The future vending library

The cities of Winona, MN, and Salem, OR, while suffering severe revenue shortfalls, have already demonstrated a propensity to act radically under pressure by attacking library service and the profession: firing library directors, eliminating their positions, and granting control to other city agencies. Just think what such municipalities might do when they become aware of vending options.

Imagine a small city library with an outstanding reputation for delivering exceptional service. The library is a community treasure and an anchor of downtown. Library expansion has been on the table for years, but only recently (and reluctantly) has a $9 million addition been approved.

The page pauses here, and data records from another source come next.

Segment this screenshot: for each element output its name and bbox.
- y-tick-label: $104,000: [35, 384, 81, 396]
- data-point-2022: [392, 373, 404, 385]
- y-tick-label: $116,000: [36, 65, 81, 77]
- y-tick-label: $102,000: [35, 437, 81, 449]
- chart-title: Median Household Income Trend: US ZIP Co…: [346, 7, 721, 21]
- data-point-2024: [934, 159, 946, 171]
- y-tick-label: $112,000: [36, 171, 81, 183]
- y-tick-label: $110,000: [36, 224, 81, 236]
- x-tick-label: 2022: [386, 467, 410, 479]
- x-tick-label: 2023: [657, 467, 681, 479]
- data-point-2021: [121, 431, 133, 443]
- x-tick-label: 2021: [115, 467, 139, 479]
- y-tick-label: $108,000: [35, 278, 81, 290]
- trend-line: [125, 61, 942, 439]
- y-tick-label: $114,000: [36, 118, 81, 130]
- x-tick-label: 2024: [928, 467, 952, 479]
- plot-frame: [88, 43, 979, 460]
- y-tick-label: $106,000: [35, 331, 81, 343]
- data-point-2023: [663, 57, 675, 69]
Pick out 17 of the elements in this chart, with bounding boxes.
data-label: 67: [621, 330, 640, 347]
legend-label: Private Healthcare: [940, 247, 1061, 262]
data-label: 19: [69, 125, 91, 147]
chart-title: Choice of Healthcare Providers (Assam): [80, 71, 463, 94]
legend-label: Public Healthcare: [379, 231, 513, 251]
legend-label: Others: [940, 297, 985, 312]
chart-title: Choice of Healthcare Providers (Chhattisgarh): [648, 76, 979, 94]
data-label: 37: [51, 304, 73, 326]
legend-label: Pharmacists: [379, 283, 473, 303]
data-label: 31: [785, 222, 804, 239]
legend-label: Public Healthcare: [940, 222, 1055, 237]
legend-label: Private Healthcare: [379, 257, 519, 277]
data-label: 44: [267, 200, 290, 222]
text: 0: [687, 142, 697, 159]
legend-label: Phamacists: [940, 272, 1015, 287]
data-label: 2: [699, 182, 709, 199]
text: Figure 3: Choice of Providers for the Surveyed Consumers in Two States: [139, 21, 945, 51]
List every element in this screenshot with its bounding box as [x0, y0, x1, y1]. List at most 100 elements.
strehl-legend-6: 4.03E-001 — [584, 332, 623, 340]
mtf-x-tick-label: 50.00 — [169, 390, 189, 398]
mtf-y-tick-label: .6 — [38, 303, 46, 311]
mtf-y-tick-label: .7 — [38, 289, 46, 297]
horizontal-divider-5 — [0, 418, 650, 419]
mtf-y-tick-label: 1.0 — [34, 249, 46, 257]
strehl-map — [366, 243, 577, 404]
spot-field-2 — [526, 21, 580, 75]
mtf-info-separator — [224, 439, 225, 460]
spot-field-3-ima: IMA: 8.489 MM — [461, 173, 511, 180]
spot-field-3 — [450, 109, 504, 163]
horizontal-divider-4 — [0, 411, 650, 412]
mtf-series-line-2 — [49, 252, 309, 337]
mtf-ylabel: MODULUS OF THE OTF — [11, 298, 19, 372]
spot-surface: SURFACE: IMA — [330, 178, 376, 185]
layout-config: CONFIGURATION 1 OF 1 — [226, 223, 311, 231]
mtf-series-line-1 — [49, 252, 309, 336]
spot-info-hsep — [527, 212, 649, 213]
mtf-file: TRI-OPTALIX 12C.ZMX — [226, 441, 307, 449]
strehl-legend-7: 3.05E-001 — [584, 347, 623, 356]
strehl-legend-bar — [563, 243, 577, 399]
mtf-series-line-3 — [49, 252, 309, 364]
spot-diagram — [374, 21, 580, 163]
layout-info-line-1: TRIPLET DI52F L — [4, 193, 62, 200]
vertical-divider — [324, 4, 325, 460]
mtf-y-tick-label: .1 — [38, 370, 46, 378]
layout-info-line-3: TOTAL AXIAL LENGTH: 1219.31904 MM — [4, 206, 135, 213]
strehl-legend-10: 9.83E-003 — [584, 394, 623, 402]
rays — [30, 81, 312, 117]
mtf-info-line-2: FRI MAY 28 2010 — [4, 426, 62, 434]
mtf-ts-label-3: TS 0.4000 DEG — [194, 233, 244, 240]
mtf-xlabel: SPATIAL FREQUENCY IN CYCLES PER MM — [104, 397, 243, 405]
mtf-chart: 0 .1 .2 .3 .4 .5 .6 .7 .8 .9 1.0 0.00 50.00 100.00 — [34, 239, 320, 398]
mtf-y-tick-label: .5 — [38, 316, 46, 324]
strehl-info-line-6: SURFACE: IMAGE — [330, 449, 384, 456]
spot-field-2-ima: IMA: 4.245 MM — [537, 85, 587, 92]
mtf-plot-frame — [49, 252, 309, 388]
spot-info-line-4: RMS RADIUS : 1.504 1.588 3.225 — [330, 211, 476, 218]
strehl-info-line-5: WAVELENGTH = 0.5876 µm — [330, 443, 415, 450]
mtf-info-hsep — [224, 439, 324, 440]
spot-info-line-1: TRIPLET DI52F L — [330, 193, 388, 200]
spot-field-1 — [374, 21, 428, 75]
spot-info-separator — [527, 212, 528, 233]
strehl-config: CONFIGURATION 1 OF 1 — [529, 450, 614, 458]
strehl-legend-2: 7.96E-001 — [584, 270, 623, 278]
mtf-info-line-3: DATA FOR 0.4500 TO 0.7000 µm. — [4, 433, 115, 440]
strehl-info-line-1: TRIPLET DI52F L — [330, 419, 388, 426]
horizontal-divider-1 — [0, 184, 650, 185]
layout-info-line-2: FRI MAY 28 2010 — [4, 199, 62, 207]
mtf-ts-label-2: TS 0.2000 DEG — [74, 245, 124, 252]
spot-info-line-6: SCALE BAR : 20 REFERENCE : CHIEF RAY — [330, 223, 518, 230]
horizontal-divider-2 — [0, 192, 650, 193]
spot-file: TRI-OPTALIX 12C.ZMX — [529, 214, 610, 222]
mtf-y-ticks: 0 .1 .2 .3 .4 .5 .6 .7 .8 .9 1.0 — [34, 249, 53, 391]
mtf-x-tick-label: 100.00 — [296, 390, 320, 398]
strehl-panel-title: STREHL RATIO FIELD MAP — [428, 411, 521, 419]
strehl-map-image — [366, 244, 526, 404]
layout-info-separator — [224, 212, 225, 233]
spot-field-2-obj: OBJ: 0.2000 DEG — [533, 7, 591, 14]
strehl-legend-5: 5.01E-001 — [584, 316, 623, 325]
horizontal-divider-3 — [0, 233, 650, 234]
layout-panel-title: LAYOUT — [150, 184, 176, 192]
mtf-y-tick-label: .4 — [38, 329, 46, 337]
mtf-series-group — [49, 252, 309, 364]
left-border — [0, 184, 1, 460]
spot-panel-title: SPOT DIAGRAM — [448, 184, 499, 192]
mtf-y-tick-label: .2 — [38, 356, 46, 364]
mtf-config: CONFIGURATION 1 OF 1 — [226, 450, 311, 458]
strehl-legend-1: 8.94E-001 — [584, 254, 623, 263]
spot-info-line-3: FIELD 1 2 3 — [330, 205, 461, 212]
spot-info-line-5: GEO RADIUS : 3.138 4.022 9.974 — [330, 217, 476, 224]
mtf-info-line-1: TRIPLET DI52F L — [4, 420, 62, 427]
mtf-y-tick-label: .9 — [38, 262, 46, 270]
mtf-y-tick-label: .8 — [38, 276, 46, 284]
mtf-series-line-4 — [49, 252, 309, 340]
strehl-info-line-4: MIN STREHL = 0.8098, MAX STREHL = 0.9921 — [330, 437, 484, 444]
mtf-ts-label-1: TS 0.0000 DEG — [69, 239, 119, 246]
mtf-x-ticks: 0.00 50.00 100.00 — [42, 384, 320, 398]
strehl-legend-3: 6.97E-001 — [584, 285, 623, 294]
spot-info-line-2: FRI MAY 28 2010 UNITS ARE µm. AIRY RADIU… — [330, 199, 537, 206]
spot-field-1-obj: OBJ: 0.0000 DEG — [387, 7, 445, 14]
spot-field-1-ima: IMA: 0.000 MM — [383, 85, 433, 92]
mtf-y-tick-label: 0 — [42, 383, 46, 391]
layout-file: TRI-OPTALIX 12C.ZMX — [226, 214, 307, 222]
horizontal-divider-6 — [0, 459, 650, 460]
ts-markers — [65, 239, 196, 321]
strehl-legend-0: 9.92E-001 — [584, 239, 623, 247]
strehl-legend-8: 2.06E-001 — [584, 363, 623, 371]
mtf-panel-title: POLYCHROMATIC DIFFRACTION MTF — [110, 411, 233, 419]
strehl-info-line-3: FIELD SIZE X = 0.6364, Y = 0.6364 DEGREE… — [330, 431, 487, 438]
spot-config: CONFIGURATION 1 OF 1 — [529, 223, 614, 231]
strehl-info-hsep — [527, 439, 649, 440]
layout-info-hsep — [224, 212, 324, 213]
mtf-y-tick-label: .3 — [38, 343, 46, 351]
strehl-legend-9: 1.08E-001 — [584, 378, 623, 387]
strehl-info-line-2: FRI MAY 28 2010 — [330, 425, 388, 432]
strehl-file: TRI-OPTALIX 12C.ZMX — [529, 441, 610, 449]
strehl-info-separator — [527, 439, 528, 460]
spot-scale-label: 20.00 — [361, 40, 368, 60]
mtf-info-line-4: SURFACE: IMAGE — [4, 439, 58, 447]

Sometime later, a city council member learns about an urban system's plan to place library vending machines in transit stations to “increase access to library services.” The city council member, captivated by the idea, envisions distributed library service via vending machines. Ideally, five library vending machines will be a one-time nominal investment, and the annual operating expense pales in comparison to the $1 million put forth to sustain the current library. The $9 million planned for expansion, he dreams, can be better used to build a hockey arena and city hall. Brilliant!

This scenario, if outrageous to library lovers, is not only possible but plausible. If library service can be minimally defined as material transactions, then administrators will question why we should build full-service libraries and pay professional staffs.

Tennis, anyone?

Perhaps this argument boils down to how library administrators view their operations in comparison with other departments: Is it an essential service or a recreational amenity?

If library service is a recreational amenity like the tennis court or dog park, then the comprehensive effect of the service on the broader culture is minimal. If, on the other hand, library service is essential to the educational, cultural, economic, and civic well-being of the community, equal with public safety and public works, then a more elaborate argument and dynamic model is called for, one that cannot be communicated via any vending machine.

Human-centric library service

When the Glen Carbon Centennial Library, IL, was named the Best Small Library in America (LJ 2/1/10, p. 20–23), it was not because of extensive self-service but because it personalized library service, which develops deeper human relationships.

What do small-town librarians understand that our urban colleagues seem to have dismissed? As Jaron Lanier, author of You Are Not a Gadget: A Manifesto, insightfully observed in his recent interview with Jessamyn West (LJ 2/1/10, p. 24–25), “If I were a librarian right now, I would attempt to conceive of the library from an experiential point of view.... What is the experience that is missing...from the world...from the private home? What is the experience...that we need in order to be human?”

Small-town librarians know how to create a service experience that enriches the human spirit. On the corporate side, Starbucks built a global industry not by locating coffee vending machines in transportation hubs but by offering a human-centric experience that seeks, according to the company's mission, “to inspire and nurture the human spirit, one cup, and one neighborhood at a time.”

Libraries that offer the same experience are guaranteed future relevance even as technology transforms our occupation and the materials we handle. That is, unless the prospect of huge cost savings via the vending library becomes too tempting for budgeters to pass up. The survival of every “full-service” library and the profession itself has now been put at risk!

“Essential service” status

Public libraries and librarians have withstood many threats to their existence. In the near future, a digital device (iPad, Kindle?) may well displace the paper book as the preferred medium for the “written” word. Yet, libraries that embrace an exceptional human-centric service model will thrive when books are gone. Their relationships and substantive cultural impact will earn them “essential service” status. If we allow library service to be trivialized to the point where it can be performed out of a vending machine, perhaps it won't be Apple that finally kills the library, it will be librarians.